L'acharnement des idéologues fera bien sûr des dégâts - en premier lieu, sur ceux qui n'ont pas le choix. Les parents qui le pourront corrigeront à la maison les dérives de l'école, ou avec des cours privés, mais d'autres n'auront ni le bagage linguistique ni les moyens disponibles pour arranger la situation. Brossés dans le sens du poil par une administration qui s’enorgueillira de la docilité de ces sujets, ces enfants traverseront toute leur scolarité en pensant qu'on leur a appris à écrire. Devenus grands, ils déchanteront lorsque le moment sera venu de chercher un emploi.

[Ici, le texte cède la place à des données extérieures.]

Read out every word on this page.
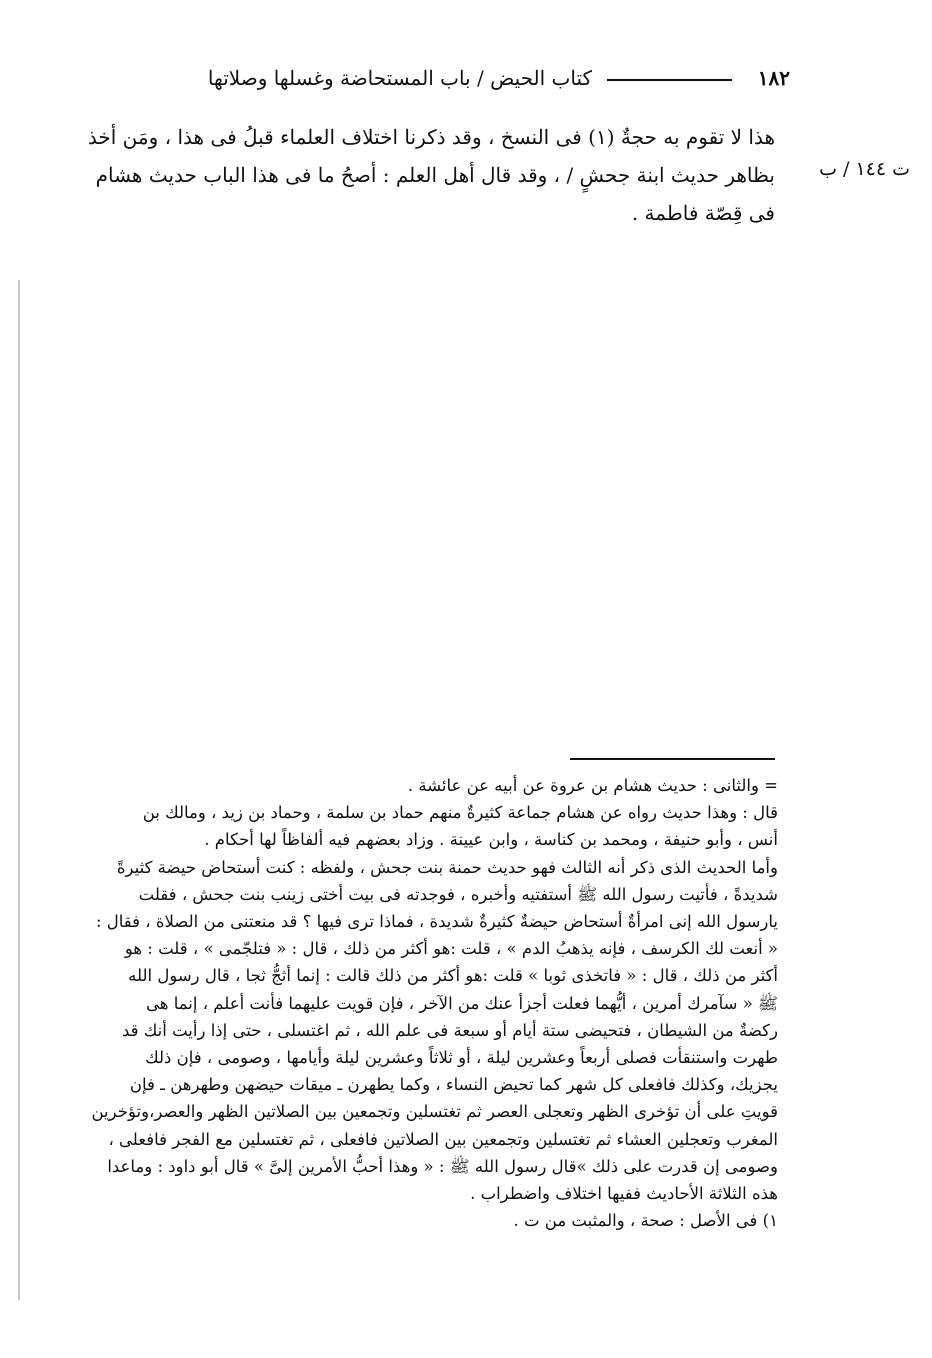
١٨٢
كتاب الحيض / باب المستحاضة وغسلها وصلاتها
هذا لا تقوم به حجةٌ (١) فى النسخ ، وقد ذكرنا اختلاف العلماء قبلُ فى هذا ، ومَن أخذ
بظاهر حديث ابنة جحشٍ / ، وقد قال أهل العلم : أصحُ ما فى هذا الباب حديث هشام
فى قِصّة فاطمة .
ت ١٤٤ / ب
= والثانى : حديث هشام بن عروة عن أبيه عن عائشة .
قال : وهذا حديث رواه عن هشام جماعة كثيرةٌ منهم حماد بن سلمة ، وحماد بن زيد ، ومالك بن
أنس ، وأبو حنيفة ، ومحمد بن كناسة ، وابن عيينة . وزاد بعضهم فيه ألفاظاً لها أحكام .
وأما الحديث الذى ذكر أنه الثالث فهو حديث حمنة بنت جحش ، ولفظه : كنت أستحاض حيضة كثيرةً
شديدةً ، فأتيت رسول الله ﷺ أستفتيه وأخبره ، فوجدته فى بيت أختى زينب بنت جحش ، فقلت
يارسول الله إنى امرأةٌ أستحاض حيضةٌ كثيرةٌ شديدة ، فماذا ترى فيها ؟ قد منعتنى من الصلاة ، فقال :
« أنعت لك الكرسف ، فإنه يذهبُ الدم » ، قلت :هو أكثر من ذلك ، قال : « فتلجّمى » ، قلت : هو
أكثر من ذلك ، قال : « فاتخذى ثوبا » قلت :هو أكثر من ذلك قالت : إنما أثجُّ ثجا ، قال رسول الله
ﷺ « سآمرك أمرين ، أيُّهما فعلت أجزأ عنك من الآخر ، فإن قويت عليهما فأنت أعلم ، إنما هى
ركضةٌ من الشيطان ، فتحيضى ستة أيام أو سبعة فى علم الله ، ثم اغتسلى ، حتى إذا رأيت أنك قد
طهرت واستنقأت فصلى أربعاً وعشرين ليلة ، أو ثلاثاً وعشرين ليلة وأيامها ، وصومى ، فإن ذلك
يجزيك، وكذلك فافعلى كل شهر كما تحيض النساء ، وكما يطهرن ـ ميقات حيضهن وطهرهن ـ فإن
قويتِ على أن تؤخرى الظهر وتعجلى العصر ثم تغتسلين وتجمعين بين الصلاتين الظهر والعصر،وتؤخرين
المغرب وتعجلين العشاء ثم تغتسلين وتجمعين بين الصلاتين فافعلى ، ثم تغتسلين مع الفجر فافعلى ،
وصومى إن قدرت على ذلك »قال رسول الله ﷺ : « وهذا أحبُّ الأمرين إلىَّ » قال أبو داود : وماعدا
هذه الثلاثة الأحاديث ففيها اختلاف واضطراب .
١) فى الأصل : صحة ، والمثبت من ت .
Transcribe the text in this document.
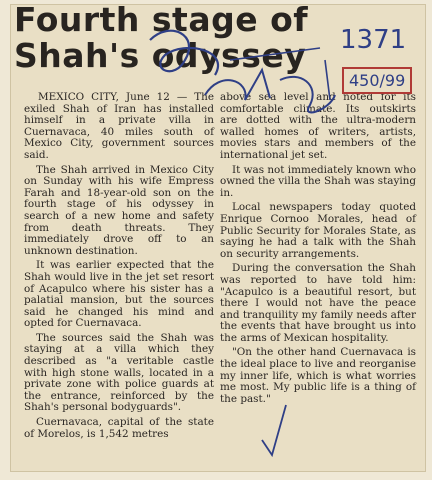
Fourth stage of
Shah's odyssey

MEXICO CITY, June 12 — The exiled Shah of Iran has installed himself in a private villa in Cuernavaca, 40 miles south of Mexico City, government sources said.

The Shah arrived in Mexico City on Sunday with his wife Empress Farah and 18-year-old son on the fourth stage of his odyssey in search of a new home and safety from death threats. They immediately drove off to an unknown destination.

It was earlier expected that the Shah would live in the jet set resort of Acapulco where his sister has a palatial mansion, but the sources said he changed his mind and opted for Cuernavaca.

The sources said the Shah was staying at a villa which they described as "a veritable castle with high stone walls, located in a private zone with police guards at the entrance, reinforced by the Shah's personal bodyguards".

Cuernavaca, capital of the state of Morelos, is 1,542 metres

above sea level and noted for its comfortable climate. Its outskirts are dotted with the ultra-modern walled homes of writers, artists, movies stars and members of the international jet set.

It was not immediately known who owned the villa the Shah was staying in.

Local newspapers today quoted Enrique Cornoo Morales, head of Public Security for Morales State, as saying he had a talk with the Shah on security arrangements.

During the conversation the Shah was reported to have told him: "Acapulco is a beautiful resort, but there I would not have the peace and tranquility my family needs after the events that have brought us into the arms of Mexican hospitality.

"On the other hand Cuernavaca is the ideal place to live and reorganise my inner life, which is what worries me most. My public life is a thing of the past."

1371
450/99
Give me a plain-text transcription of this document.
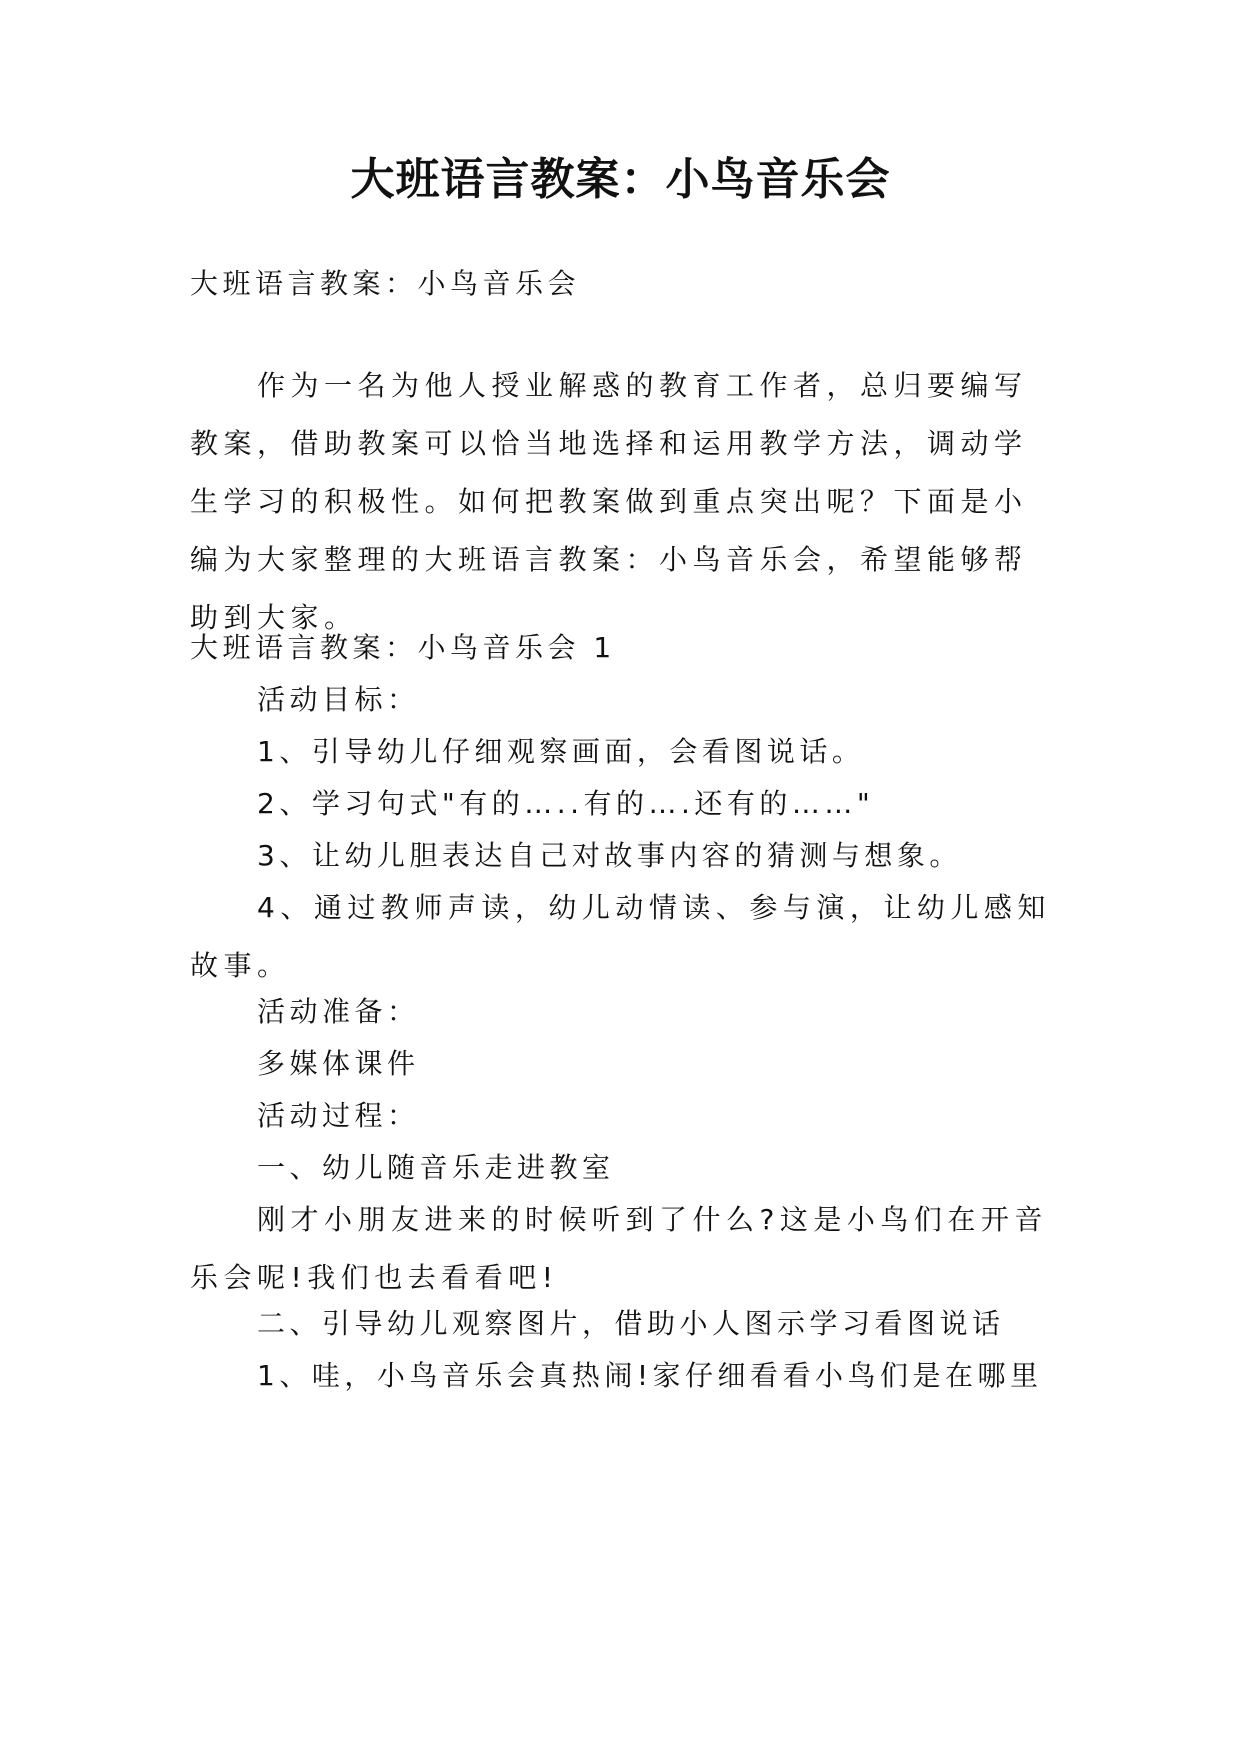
大班语言教案：小鸟音乐会
大班语言教案：小鸟音乐会

作为一名为他人授业解惑的教育工作者，总归要编写教案，借助教案可以恰当地选择和运用教学方法，调动学生学习的积极性。如何把教案做到重点突出呢？下面是小编为大家整理的大班语言教案：小鸟音乐会，希望能够帮助到大家。

大班语言教案：小鸟音乐会 1
活动目标：
1、引导幼儿仔细观察画面，会看图说话。
2、学习句式"有的…..有的….还有的……"
3、让幼儿胆表达自己对故事内容的猜测与想象。

4、通过教师声读，幼儿动情读、参与演，让幼儿感知故事。

活动准备：
多媒体课件
活动过程：
一、幼儿随音乐走进教室

刚才小朋友进来的时候听到了什么?这是小鸟们在开音乐会呢!我们也去看看吧!

二、引导幼儿观察图片，借助小人图示学习看图说话
1、哇，小鸟音乐会真热闹!家仔细看看小鸟们是在哪里
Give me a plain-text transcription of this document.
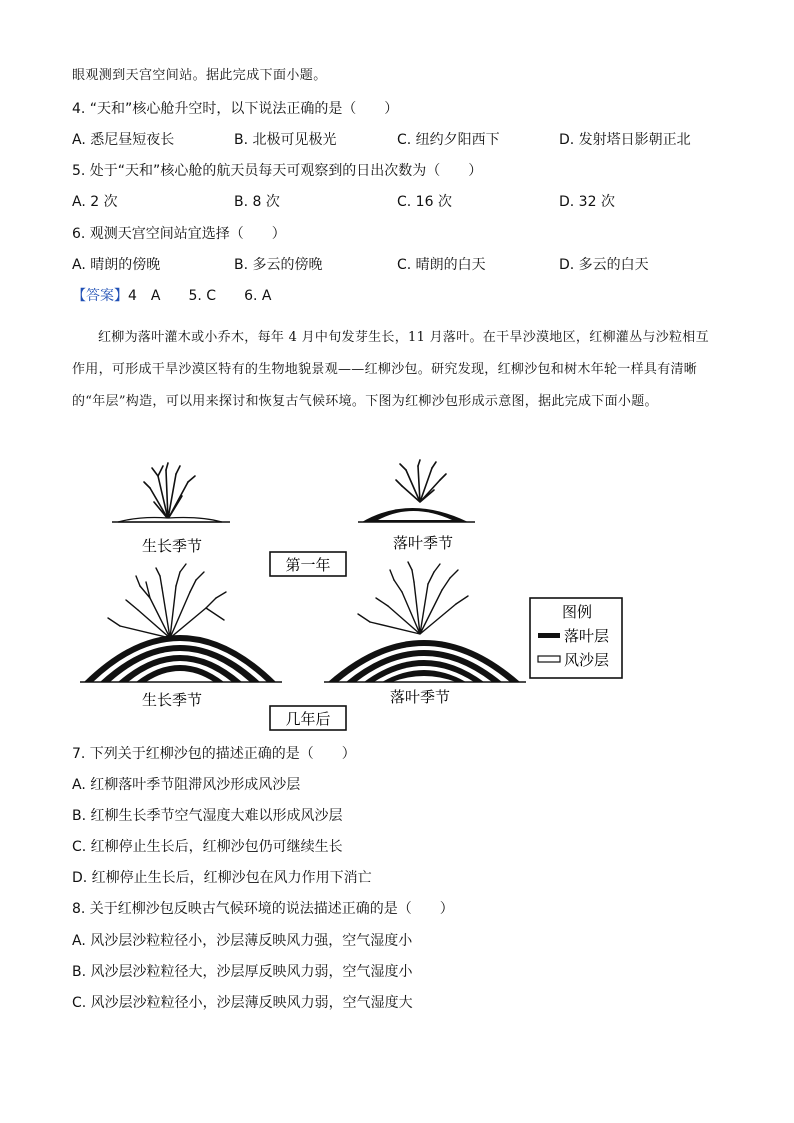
眼观测到天宫空间站。据此完成下面小题。
4. “天和”核心舱升空时，以下说法正确的是（　　）
A. 悉尼昼短夜长	B. 北极可见极光	C. 纽约夕阳西下	D. 发射塔日影朝正北
5. 处于“天和”核心舱的航天员每天可观察到的日出次数为（　　）
A. 2 次	B. 8 次	C. 16 次	D. 32 次
6. 观测天宫空间站宜选择（　　）
A. 晴朗的傍晚	B. 多云的傍晚	C. 晴朗的白天	D. 多云的白天
【答案】4　A　　5. C　　6. A
红柳为落叶灌木或小乔木，每年 4 月中旬发芽生长，11 月落叶。在干旱沙漠地区，红柳灌丛与沙粒相互作用，可形成干旱沙漠区特有的生物地貌景观——红柳沙包。研究发现，红柳沙包和树木年轮一样具有清晰的“年层”构造，可以用来探讨和恢复古气候环境。下图为红柳沙包形成示意图，据此完成下面小题。
生长季节	落叶季节
第一年
生长季节	落叶季节
几年后
图例
落叶层
风沙层
7. 下列关于红柳沙包的描述正确的是（　　）
A. 红柳落叶季节阻滞风沙形成风沙层
B. 红柳生长季节空气湿度大难以形成风沙层
C. 红柳停止生长后，红柳沙包仍可继续生长
D. 红柳停止生长后，红柳沙包在风力作用下消亡
8. 关于红柳沙包反映古气候环境的说法描述正确的是（　　）
A. 风沙层沙粒粒径小，沙层薄反映风力强，空气湿度小
B. 风沙层沙粒粒径大，沙层厚反映风力弱，空气湿度小
C. 风沙层沙粒粒径小，沙层薄反映风力弱，空气湿度大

Le monde du travail est cruel ; l'épreuve d'orthographe est déjà infranchissable pour bon nombre d'aspirants policiers. Les entreprises privées ne tiennent pas de bêtisier mais vu les conseils donnés aux candidats quelque chose me dit que l'orthographe "simplifiée" n'a pas encore trouvé sa place.

En Suisse, on a compris comment aller dans le sens de l'Histoire. Très bientôt, on n'apprendra plus le français. On apprendra le fransais. Et il y aura des victimes, principalement parmi les populations les plus choyées par nos gauchistes enkystés dans les comités d'instruction publique - les immigrés et les pauvres.

20:40 Publié dans Politique, Suisse | Lien permanent | Commentaires (2) | Tags : école |  Facebook

Commentaires

On n'est peut-être pas arrivé au fond du puits. Après la suppression des combustibles fossiles pour les Suisses en 2030, la destruction du langage. Qu'est-ce qui leur reste à faire comme conneries, aux socialos-écolos ? Libération de tous les prisonniers, ces victimes de notre système répressif bourgeois, abolition de toute propriété privée, destruction de toute terre agricole en vue de construire des immeubles pour les millions de migrants africains prêts à venir se faire entretenir chez nous, interdiction à tout homme blanc de se présenter à une élection quelconque, nationalisation de toutes les entreprises privées...
Ils ont encore du pain sur la planche avant que les moutons ne réagissent...

Écrit par : Géo | 03 juillet 2021

Entre la destruction de l'écriture orchestrée par de pathétiques pseudo-enseignants (de gauche bien entendu) pour des raisons purement idéologiques et la destruction du langage et de l'écriture par de pathétiques pseudo-ultra-féministes (de gauche, comme il se doit) qui vomissent les hommes (blancs uniquement!) pour des raisons tout autant idéologiques, nos pauvres enfants seront “anal-fat-bêtes”, à moins que … les gens sensés ne se soulèvent et tapent du poing sur la table. La lutte ne fait que commencer!